“Oh yes,” said Mackenzie, waking up—“oh yes, we will see what is to be done. There will be the boat wanted for the funeral—” He recalled himself with an impatient gesture. “Bless me!” he said, “what was I saying? You must ask some one else—you must ask Mr. Ingram. Hef you not sent for Mr. Ingram?
“Oh yes, sir, I have sent to him; and he will most likely come in the afternoon.”
“Then there are the executors mentioned in the will—that wass something you should know about—and they will tell you what to do. As for me, it is ferry little I will know about such things.”
“Perhaps your daughter, sir,” suggested Mrs. Paterson, “would tell me what she thinks should be done with the rooms. And as for luncheon, sir, if you would wait—”

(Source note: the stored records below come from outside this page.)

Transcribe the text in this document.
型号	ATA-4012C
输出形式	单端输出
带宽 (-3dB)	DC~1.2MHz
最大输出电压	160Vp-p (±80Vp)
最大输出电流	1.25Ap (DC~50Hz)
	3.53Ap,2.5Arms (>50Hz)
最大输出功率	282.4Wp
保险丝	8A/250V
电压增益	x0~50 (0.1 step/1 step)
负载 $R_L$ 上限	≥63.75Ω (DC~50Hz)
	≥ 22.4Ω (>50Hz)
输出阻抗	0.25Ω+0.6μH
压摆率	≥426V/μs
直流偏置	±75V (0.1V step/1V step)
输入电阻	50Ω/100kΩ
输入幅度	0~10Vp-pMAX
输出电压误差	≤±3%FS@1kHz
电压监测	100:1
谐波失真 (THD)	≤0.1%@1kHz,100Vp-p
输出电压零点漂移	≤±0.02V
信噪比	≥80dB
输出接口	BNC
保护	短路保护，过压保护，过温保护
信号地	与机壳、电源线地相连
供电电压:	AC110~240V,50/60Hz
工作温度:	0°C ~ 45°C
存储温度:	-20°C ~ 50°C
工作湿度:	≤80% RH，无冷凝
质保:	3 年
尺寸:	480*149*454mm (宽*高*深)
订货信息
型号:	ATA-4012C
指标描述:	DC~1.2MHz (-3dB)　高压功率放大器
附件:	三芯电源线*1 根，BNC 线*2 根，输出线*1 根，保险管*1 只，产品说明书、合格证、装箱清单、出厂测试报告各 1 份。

“Oh, my daughter?” said Mr. Mackenzie, as if struck by a new idea, but determined all the same that Sheila should not have this new responsibility thrust on her—“My daughter?—well, you was saying, mem, that my daughter would help you? Oh yes, but she is a ferry young thing, and you wass saying we must hef luncheon? Oh yes, but we will not give you so much trouble, and we hef luncheon ordered at the other house whatever; and there is the young girl there that we cannot leave all by herself. And you hef a great experience, mem, and whatever you do, that will be right: do not have any fear of that. And I will come round when you want me—oh yes, I will come round at any time—but my daughter, she is a ferry young thing, and she would be of no use to you whatever—none whatever. And when Mr. Ingram comes you will send him round to the place where my daughter is, for we will want to see him, if he hass the time to come. Where is Shei—where is my daughter?”

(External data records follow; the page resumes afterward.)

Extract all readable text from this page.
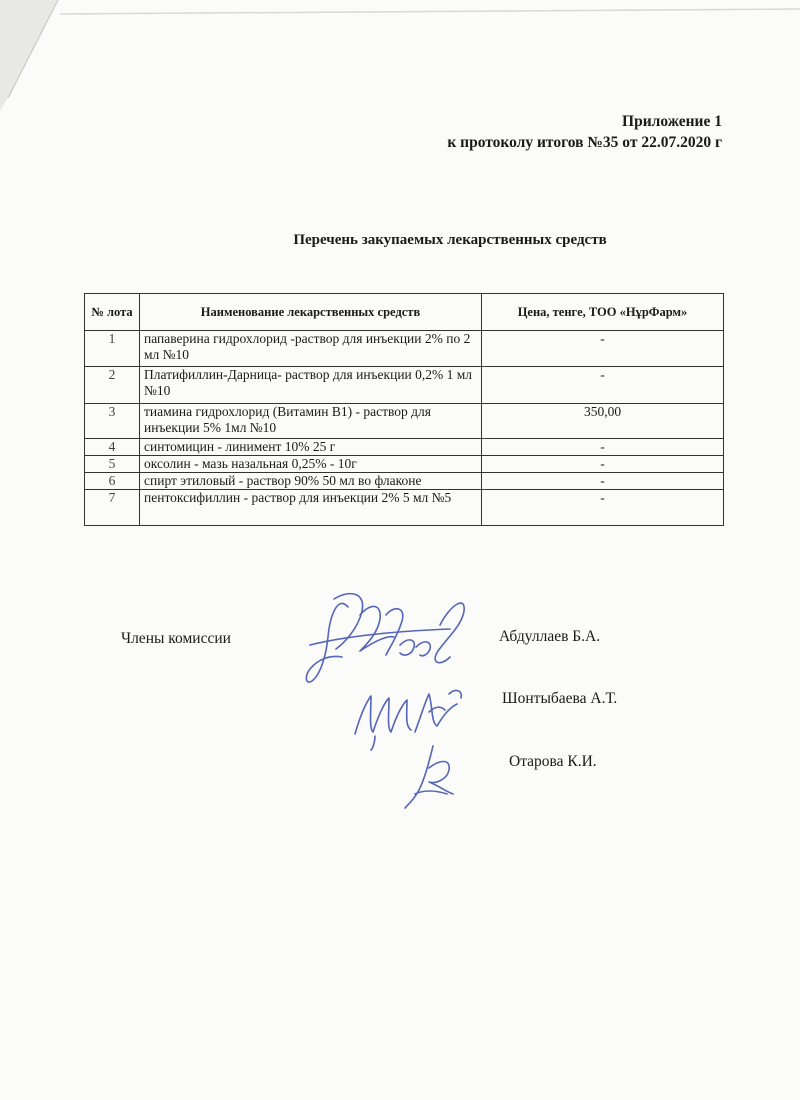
Приложение 1
к протоколу итогов №35 от 22.07.2020 г
Перечень закупаемых лекарственных средств
№ лота	Наименование лекарственных средств	Цена, тенге, ТОО «НұрФарм»
1	папаверина гидрохлорид -раствор для инъекции 2% по 2 мл №10	-
2	Платифиллин-Дарница- раствор для инъекции 0,2% 1 мл №10	-
3	тиамина гидрохлорид (Витамин В1) - раствор для инъекции 5% 1мл №10	350,00
4	синтомицин - линимент 10% 25 г	-
5	оксолин - мазь назальная 0,25% - 10г	-
6	спирт этиловый - раствор 90% 50 мл во флаконе	-
7	пентоксифиллин - раствор для инъекции 2% 5 мл №5	-
Члены комиссии	Абдуллаев Б.А.
Шонтыбаева А.Т.
Отарова К.И.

Sheila had quietly left the room and stolen into the silent chamber in which the dead woman lay. They found her standing close by the bedside, almost in a trance.

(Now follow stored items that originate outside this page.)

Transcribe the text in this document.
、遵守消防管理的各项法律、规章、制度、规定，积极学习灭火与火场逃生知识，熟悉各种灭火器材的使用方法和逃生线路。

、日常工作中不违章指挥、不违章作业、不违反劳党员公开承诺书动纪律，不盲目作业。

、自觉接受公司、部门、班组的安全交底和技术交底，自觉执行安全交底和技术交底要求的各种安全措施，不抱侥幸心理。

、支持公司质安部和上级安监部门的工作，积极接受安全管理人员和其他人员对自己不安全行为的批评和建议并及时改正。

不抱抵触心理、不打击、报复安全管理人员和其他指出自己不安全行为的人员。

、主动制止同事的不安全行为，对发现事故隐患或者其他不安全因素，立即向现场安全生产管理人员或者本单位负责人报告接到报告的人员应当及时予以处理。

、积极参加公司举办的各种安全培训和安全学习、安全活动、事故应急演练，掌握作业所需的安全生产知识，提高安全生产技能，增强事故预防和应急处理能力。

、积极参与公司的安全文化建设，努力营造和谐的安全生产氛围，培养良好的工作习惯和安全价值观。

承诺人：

“Sheila,” said her father, taking her hand, “come away now, like a good girl. It is no use your waiting here; and Mairi—what will Mairi be doing?”
She suffered herself to be led away, and they went home and had luncheon; but the girl could not eat for the notion that somewhere or other a pair of eyes were looking at her, and were hideously laughing at her, as if to remind her of the prophecy of that old woman, that her friends would sit down to a comfortable meal and begin to wonder what sort of mourning they would have.
It was not until the evening that Ingram called. He had been greatly surprised to hear from Mrs. Paterson that Mr. Mackenzie had been there, along with his daughter; and he now expected to find the old King of Borva in a towering passion. He found him, on the contrary, as bland and as pleased as decency would admit of in view of the tragedy that had occurred in the morning; and indeed, as Mackenzie had never seen Mrs. Lavender, there was less reason why he should wear the outward semblance of grief. Sheila’s father asked her to go out of the room for a little while; and when she and Mairi had gone, he said cheerfully, “Well, Mr. Ingram, and it is a rich man you are at last.”